Ontario MPP
- In office 1990–1995
- Preceded by: John Sweeney
- Succeeded by: Gary Leadston
- Constituency: Kitchener—Wilmot

Personal details
- Born: July 31, 1951 (age 74) London, Ontario
- Party: New Democrat
- Spouse: Heather
- Children: 2
- Occupation: Rubber plant worker

= Mike Cooper (politician) =

Canadian politician

Mike Cooper (born July 31, 1951) is a former Canadian politician in Ontario. He served as a New Democratic Party member of the Legislative Assembly of Ontario from 1990 to 1995. He represented the riding of Kitchener—Wilmot.

==Background==
Cooper was educated at vocational school and was a rubber worker at Uniroyal Goodrich for 17 years. He served as steward of United Rubber Workers Local 667.

==Politics==
Cooper ran for the Ontario legislature in the provincial election of 1985, but finished third against Liberal incumbent John Sweeney in the riding of Kitchener—Wilmot. He ran again in the 1987 provincial election, this time finishing second against Sweeney.
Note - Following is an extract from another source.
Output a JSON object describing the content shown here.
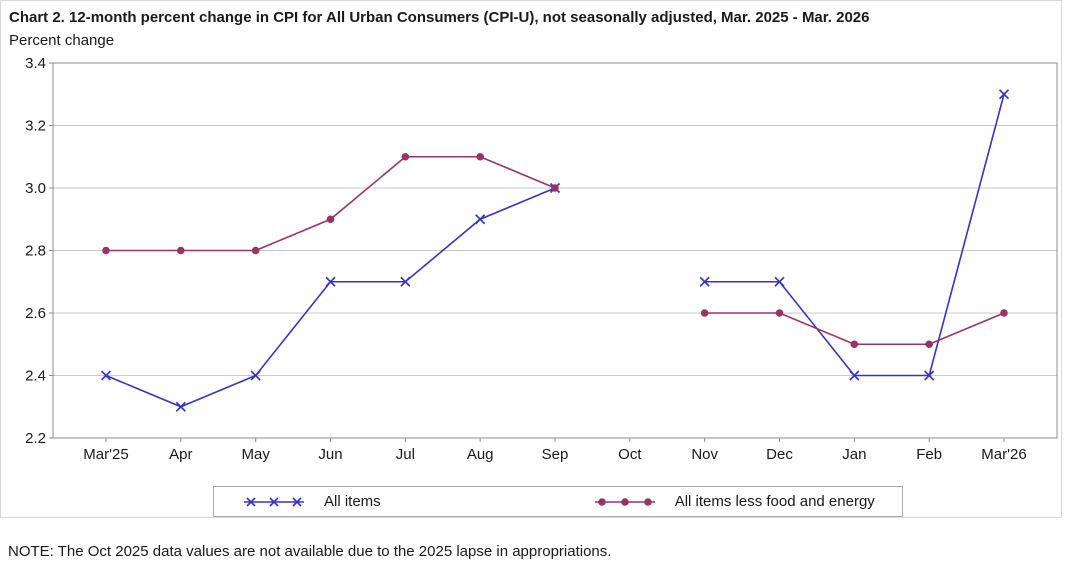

The NDP won a majority government in the provincial election of 1990 and Cooper defeated Liberal newcomer Carl Zehr by over 5,000 votes. In November 1990, he was appointed as Deputy Government Whip where he remained for another four years. In November 1992, he was appointed as parliamentary assistant to the Solicitor General. In February 1993, he was reassigned as parliamentary assistant to the Minister of Labour.

In 1994, Cooper was one of twelve NDP members to vote against Bill 167, a bill extending financial benefits to same-sex partners. Premier Bob Rae allowed a free vote on the bill which allowed members of his party to vote with their conscience.

The NDP was defeated in the 1995 provincial election and Cooper again finished third in the Kitchener—Wilmot riding, placing over 9,000 votes behind Progressive Conservative Gary Leadston. He returned to his job making tires after his defeat.

Cooper ran for the federal New Democratic Party in the Canadian general election of 1997 in Waterloo—Wellington, but finished a distant fourth against Liberal Lynn Myers.